According to the Department of Education data, administrative positions at colleges and universities grew by 60 percent between 1993 and 2009, which Bloomberg reported was 10 times the rate of growth of tenured faculty positions.
Even more strikingly, an analysis by a professor at California Polytechnic University, Pomona, found that, while the total number of full-time faculty members in the C.S.U. system grew from 11,614 to 12,019 between 1975 and 2008, the total number of administrators grew from 3,800 to 12,183 — a 221 percent increase.  (emphasis mine)

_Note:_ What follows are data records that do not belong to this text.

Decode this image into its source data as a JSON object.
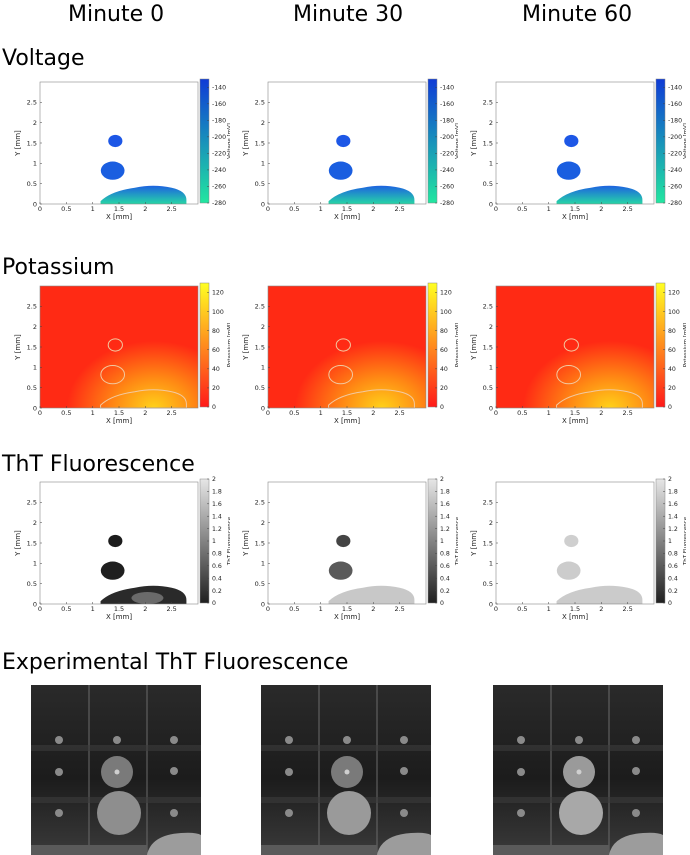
{
  "column_titles": [
    "Minute 0",
    "Minute 30",
    "Minute 60"
  ],
  "row_titles": {
    "voltage": "Voltage",
    "potassium": "Potassium",
    "tht": "ThT Fluorescence",
    "experimental": "Experimental ThT Fluorescence"
  },
  "colors": {
    "voltage_cmap": [
      "#22e6a0",
      "#0f3bd6"
    ],
    "potassium_cmap": [
      "#ff1a1a",
      "#ffff22"
    ],
    "tht_cmap": [
      "#202020",
      "#e6e6e6"
    ],
    "background": "#ffffff"
  },
  "chart_data": [
    {
      "type": "heatmap",
      "quantity": "voltage",
      "minute": 0,
      "xlabel": "X [mm]",
      "ylabel": "Y [mm]",
      "xlim": [
        0,
        3
      ],
      "ylim": [
        0,
        3
      ],
      "xticks": [
        "0",
        "0.5",
        "1",
        "1.5",
        "2",
        "2.5"
      ],
      "yticks": [
        "0",
        "0.5",
        "1",
        "1.5",
        "2",
        "2.5"
      ],
      "colorbar": {
        "label": "Voltage [mV]",
        "ticks": [
          "-140",
          "-160",
          "-180",
          "-200",
          "-220",
          "-240",
          "-260",
          "-280"
        ],
        "min": -280,
        "max": -130
      }
    },
    {
      "type": "heatmap",
      "quantity": "voltage",
      "minute": 30,
      "xlabel": "X [mm]",
      "ylabel": "Y [mm]",
      "xlim": [
        0,
        3
      ],
      "ylim": [
        0,
        3
      ],
      "xticks": [
        "0",
        "0.5",
        "1",
        "1.5",
        "2",
        "2.5"
      ],
      "yticks": [
        "0",
        "0.5",
        "1",
        "1.5",
        "2",
        "2.5"
      ],
      "colorbar": {
        "label": "Voltage [mV]",
        "ticks": [
          "-140",
          "-160",
          "-180",
          "-200",
          "-220",
          "-240",
          "-260",
          "-280"
        ],
        "min": -280,
        "max": -130
      }
    },
    {
      "type": "heatmap",
      "quantity": "voltage",
      "minute": 60,
      "xlabel": "X [mm]",
      "ylabel": "Y [mm]",
      "xlim": [
        0,
        3
      ],
      "ylim": [
        0,
        3
      ],
      "xticks": [
        "0",
        "0.5",
        "1",
        "1.5",
        "2",
        "2.5"
      ],
      "yticks": [
        "0",
        "0.5",
        "1",
        "1.5",
        "2",
        "2.5"
      ],
      "colorbar": {
        "label": "Voltage [mV]",
        "ticks": [
          "-140",
          "-160",
          "-180",
          "-200",
          "-220",
          "-240",
          "-260",
          "-280"
        ],
        "min": -280,
        "max": -130
      }
    },
    {
      "type": "heatmap",
      "quantity": "potassium",
      "minute": 0,
      "xlabel": "X [mm]",
      "ylabel": "Y [mm]",
      "xlim": [
        0,
        3
      ],
      "ylim": [
        0,
        3
      ],
      "xticks": [
        "0",
        "0.5",
        "1",
        "1.5",
        "2",
        "2.5"
      ],
      "yticks": [
        "0",
        "0.5",
        "1",
        "1.5",
        "2",
        "2.5"
      ],
      "colorbar": {
        "label": "Potassium [mM]",
        "ticks": [
          "120",
          "100",
          "80",
          "60",
          "40",
          "20",
          "0"
        ],
        "min": 0,
        "max": 130
      }
    },
    {
      "type": "heatmap",
      "quantity": "potassium",
      "minute": 30,
      "xlabel": "X [mm]",
      "ylabel": "Y [mm]",
      "xlim": [
        0,
        3
      ],
      "ylim": [
        0,
        3
      ],
      "xticks": [
        "0",
        "0.5",
        "1",
        "1.5",
        "2",
        "2.5"
      ],
      "yticks": [
        "0",
        "0.5",
        "1",
        "1.5",
        "2",
        "2.5"
      ],
      "colorbar": {
        "label": "Potassium [mM]",
        "ticks": [
          "120",
          "100",
          "80",
          "60",
          "40",
          "20",
          "0"
        ],
        "min": 0,
        "max": 130
      }
    },
    {
      "type": "heatmap",
      "quantity": "potassium",
      "minute": 60,
      "xlabel": "X [mm]",
      "ylabel": "Y [mm]",
      "xlim": [
        0,
        3
      ],
      "ylim": [
        0,
        3
      ],
      "xticks": [
        "0",
        "0.5",
        "1",
        "1.5",
        "2",
        "2.5"
      ],
      "yticks": [
        "0",
        "0.5",
        "1",
        "1.5",
        "2",
        "2.5"
      ],
      "colorbar": {
        "label": "Potassium [mM]",
        "ticks": [
          "120",
          "100",
          "80",
          "60",
          "40",
          "20",
          "0"
        ],
        "min": 0,
        "max": 130
      }
    },
    {
      "type": "heatmap",
      "quantity": "tht",
      "minute": 0,
      "xlabel": "X [mm]",
      "ylabel": "Y [mm]",
      "xlim": [
        0,
        3
      ],
      "ylim": [
        0,
        3
      ],
      "xticks": [
        "0",
        "0.5",
        "1",
        "1.5",
        "2",
        "2.5"
      ],
      "yticks": [
        "0",
        "0.5",
        "1",
        "1.5",
        "2",
        "2.5"
      ],
      "colorbar": {
        "label": "ThT Fluorescence",
        "ticks": [
          "2",
          "1.8",
          "1.6",
          "1.4",
          "1.2",
          "1",
          "0.8",
          "0.6",
          "0.4",
          "0.2",
          "0"
        ],
        "min": 0,
        "max": 2
      }
    },
    {
      "type": "heatmap",
      "quantity": "tht",
      "minute": 30,
      "xlabel": "X [mm]",
      "ylabel": "Y [mm]",
      "xlim": [
        0,
        3
      ],
      "ylim": [
        0,
        3
      ],
      "xticks": [
        "0",
        "0.5",
        "1",
        "1.5",
        "2",
        "2.5"
      ],
      "yticks": [
        "0",
        "0.5",
        "1",
        "1.5",
        "2",
        "2.5"
      ],
      "colorbar": {
        "label": "ThT Fluorescence",
        "ticks": [
          "2",
          "1.8",
          "1.6",
          "1.4",
          "1.2",
          "1",
          "0.8",
          "0.6",
          "0.4",
          "0.2",
          "0"
        ],
        "min": 0,
        "max": 2
      }
    },
    {
      "type": "heatmap",
      "quantity": "tht",
      "minute": 60,
      "xlabel": "X [mm]",
      "ylabel": "Y [mm]",
      "xlim": [
        0,
        3
      ],
      "ylim": [
        0,
        3
      ],
      "xticks": [
        "0",
        "0.5",
        "1",
        "1.5",
        "2",
        "2.5"
      ],
      "yticks": [
        "0",
        "0.5",
        "1",
        "1.5",
        "2",
        "2.5"
      ],
      "colorbar": {
        "label": "ThT Fluorescence",
        "ticks": [
          "2",
          "1.8",
          "1.6",
          "1.4",
          "1.2",
          "1",
          "0.8",
          "0.6",
          "0.4",
          "0.2",
          "0"
        ],
        "min": 0,
        "max": 2
      }
    }
  ]
}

The New York Times reached this conclusion:
What cannot be defended, however, is the claim that tuition has risen because public funding for higher education has been cut. Despite its ubiquity, this claim flies directly in the face of the facts.
Read the entire article here.
8 comments
Mark Cuban has it right in his assessment of the financial bubble in the education-loan industry. It will eventually burst wide open because there are zero assets to back the loans. The taxpayer has zero hope of being repaid on loan defaults.
Erstwhile, the administrative overhead of these institutions has to be addressed. It is time to get the financial house in order while focusing simultaneously on the core product–education and research. Sports and other diversionary trinkets are nice, but ultimately they suggest that students can just go and have “fun” as opposed to buckling down and getting to work learning and acquiring knowledge and skills that will serve them later in life.
Gotcher activist university “administrator” right here — Emily Renda, Project Coordinator, Vice President for Student Affairs Office at University of Virginia — the UVA official who put “Jackie” in touch with disgraced Rolling Stone reporter Sabrina Rubin Erdely.
https://www.linkedin.com/pub/emily-renda/52/783/536
Opposing left-wing activists and policies without addressing the growth of “social justice” program administrators and centers on campus is like swatting at wasps and not spraying the nest.
Students indoctrinated by the narratives created by these administrators and centers are strangers to critical thinking, and those students include many who consider themselves Republicans.
Enact Bill Stewart’s program outlined below and require a university guarantee of a partial refund to any student who can’t find a job in their major within one year of graduation.
Stop the guarantee of student loans, that will automatically lower tuition. If having a college degree is such a valuable thing to have, why won’t banks accept it as collateral for a loan?
They will not stop increasing spending/tuition until forced too. Half-million dollar professors, you just got to be kidding?
Just like everything else, proped up by government spending. Facilitated by the Constitutional right to coin money as they please.
The government subsidizes those loans and that’s a major problem too.
The government guarantee’s repayment of student loans. That needs to stop. That will correct the rising cost of college tuition. They know that. Wall Street is making a mint off of student loans, they cannot lose as the loans are back by the government.
We need GOP legislation in January 2015 to roll back tuition at all state funded colleges and universities by at least 5% per annum for several years by cutting back administrators to a maximum of 30% of actual teaching staff, both by census and compensation. We need to increase compensation to all the part time professors who are actually being abused under the present system, and cut out fat wherever it can be found.
All that huge money being spent on bloated administration is just another example of taxpayer funding of the hard left. It will take a few years as contracts expire, and the parasites get the choice between the “New Deal” or “No Deal”. Let them get jobs in the real world.
Then let Governor McAuliffe veto it, and let the students and parents see who is on their side. That will be a nice prelude to the 2016 election between McAuliffe’s buddy Hillary vs. Anybody Else.
Let’s see what the usual suspects have to say about this, Jeanine? I am all ears.